My host at Seaside described its sister development under construction a few miles away, Rosemary Beach, as using earth tones to replace Seaside's pastels, but there is a more significant difference: the house forms chosen for Rosemary Beach are not so automatically familiar. The planners coded for vernacular forms, but not mid-American vernacular.
About 45% percent of the lots are slated to have what the salespeople (but not the architects) describe as West Indian style homes -- one is pictured above along with a house from a West Indian island. The remaining 55% percent are divided among local but less recognizable American archetypes, with 15% from St. Augustine, Florida, and the rest from Charleston and New Orleans. The houses tend towards cubical or rectangular solids with peaked or hipped roofs.
Porches are smaller than at Seaside and are usually recessed into the house rather than added on to the main volume. There are no Georgian details or classical columns, and no towers. The effect is strikingly different than Seaside's instant recognizability. Besides being darker, the new development's houses seem lower and heavier, more part of the earth than Seaside's fanciful towers. Seaside's house forms are as light hearted as they are pastel colored, Everytown's dream. In contrast, Rosemary Beach's house forms seem solidly serious.

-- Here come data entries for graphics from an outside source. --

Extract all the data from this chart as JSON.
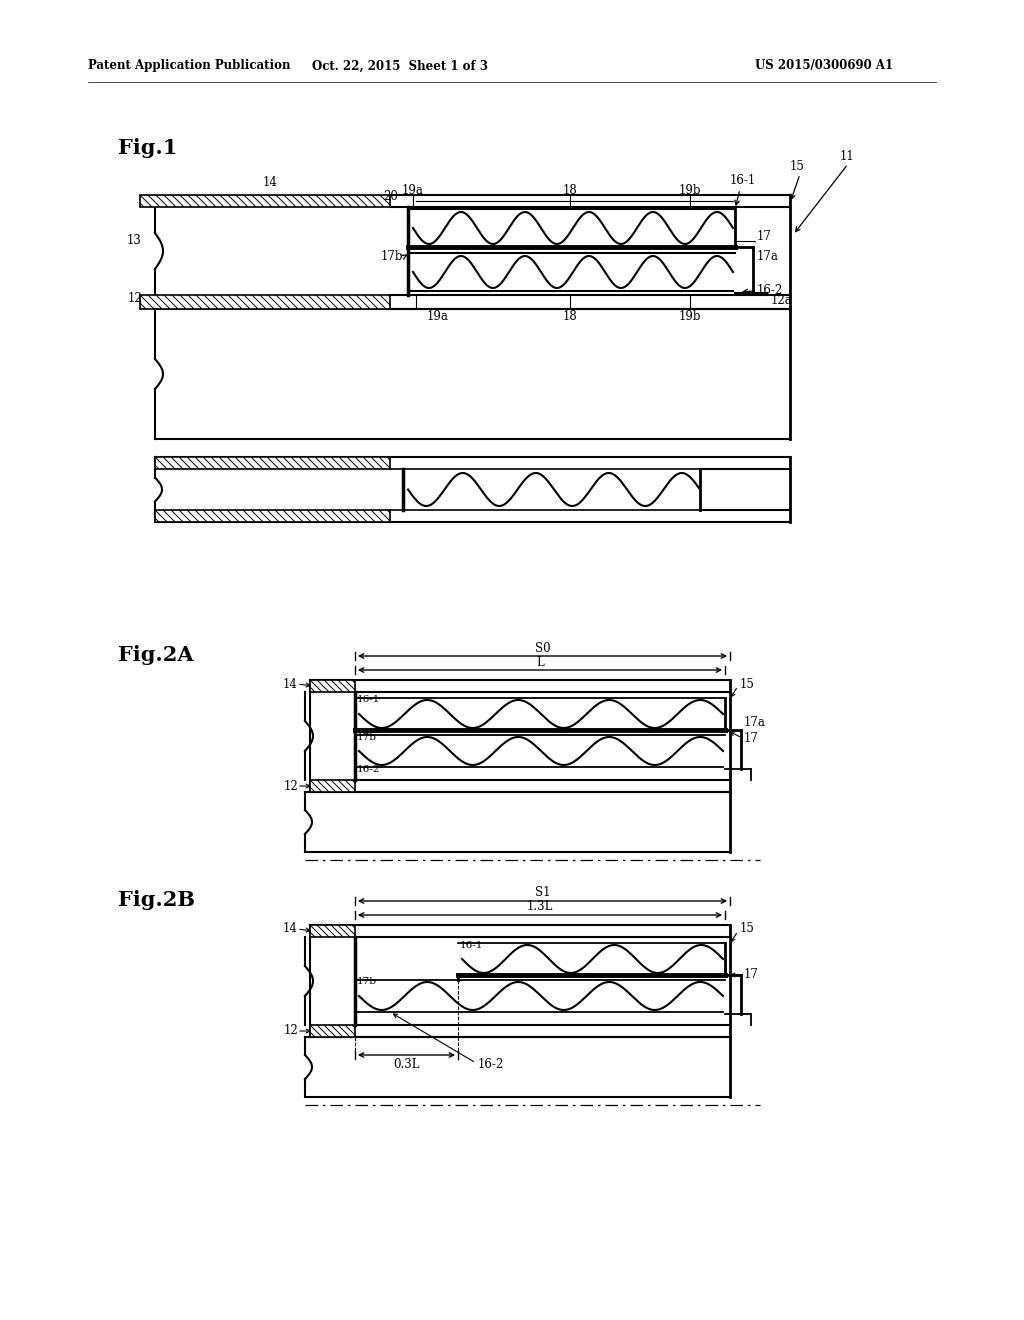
{
  "bg_color": "#ffffff",
  "header_left": "Patent Application Publication",
  "header_mid": "Oct. 22, 2015  Sheet 1 of 3",
  "header_right": "US 2015/0300690 A1",
  "fig1_label": "Fig.1",
  "fig2a_label": "Fig.2A",
  "fig2b_label": "Fig.2B"
}
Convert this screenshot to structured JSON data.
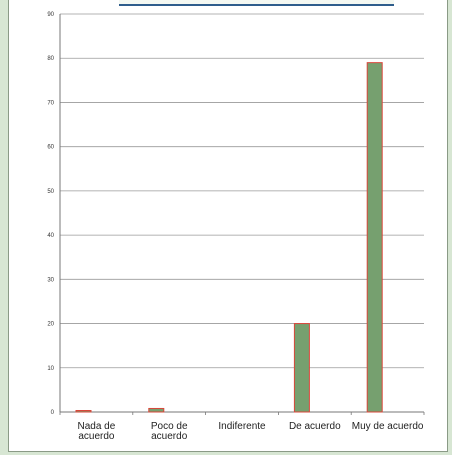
{
  "chart_data": {
    "type": "bar",
    "title": "",
    "xlabel": "",
    "ylabel": "",
    "categories": [
      "Nada de acuerdo",
      "Poco de acuerdo",
      "Indiferente",
      "De acuerdo",
      "Muy de acuerdo"
    ],
    "category_label_lines": [
      [
        "Nada de",
        "acuerdo"
      ],
      [
        "Poco de",
        "acuerdo"
      ],
      [
        "Indiferente"
      ],
      [
        "De acuerdo"
      ],
      [
        "Muy de acuerdo"
      ]
    ],
    "values": [
      0.3,
      0.8,
      0,
      20,
      79
    ],
    "ylim": [
      0,
      90
    ],
    "yticks": [
      0,
      10,
      20,
      30,
      40,
      50,
      60,
      70,
      80,
      90
    ],
    "grid": true,
    "legend": "none",
    "colors": {
      "bar_fill": "#76a06f",
      "bar_border": "#d9463a",
      "grid": "#9a9a9a",
      "background": "#d7e6d3"
    }
  }
}
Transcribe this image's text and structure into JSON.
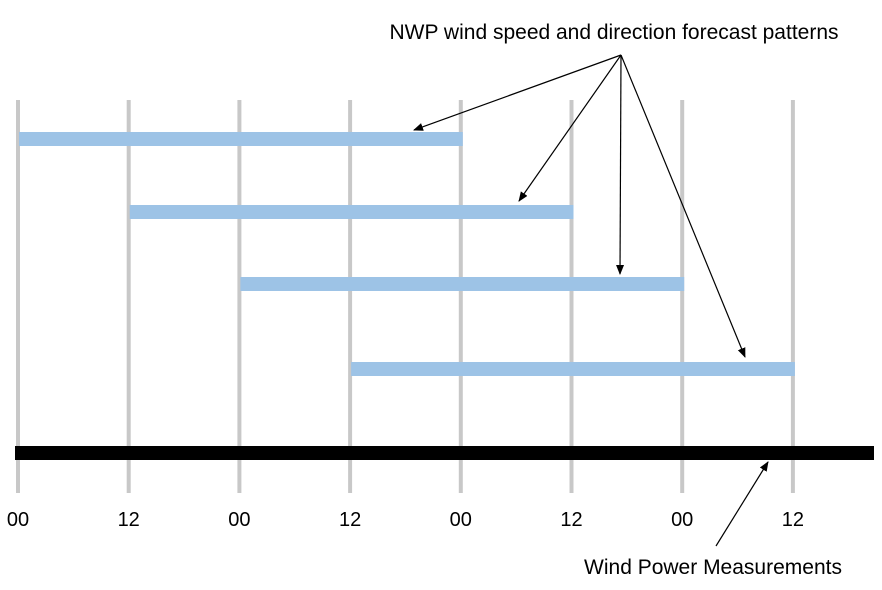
{
  "title": "NWP wind speed and direction forecast patterns",
  "caption": "Wind Power Measurements",
  "time_ticks": [
    "00",
    "12",
    "00",
    "12",
    "00",
    "12",
    "00",
    "12"
  ],
  "colors": {
    "gridline": "#c8c8c8",
    "forecast_bar": "#9dc3e6",
    "measurement_bar": "#000000",
    "arrow": "#000000"
  },
  "forecast_windows": [
    {
      "start_tick": 0,
      "end_tick": 4
    },
    {
      "start_tick": 1,
      "end_tick": 5
    },
    {
      "start_tick": 2,
      "end_tick": 6
    },
    {
      "start_tick": 3,
      "end_tick": 7
    }
  ],
  "measurement_window": {
    "start_tick": 0,
    "end_tick": 7.8
  }
}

If Rosemary Beach had been built before Seaside I doubt it would have received the attention that Seaside's recognizability and fancy attracted. Still, Rosemary Beach shows that a New Urbanist development can earn premium prices without the standard traditional architectural styles -- at least if it is on a beach. The furthest back lot at Rosemary Beach sells for fifteen times the original price of Seaside's most expensive lots, and you don't want to know the price of shorefront.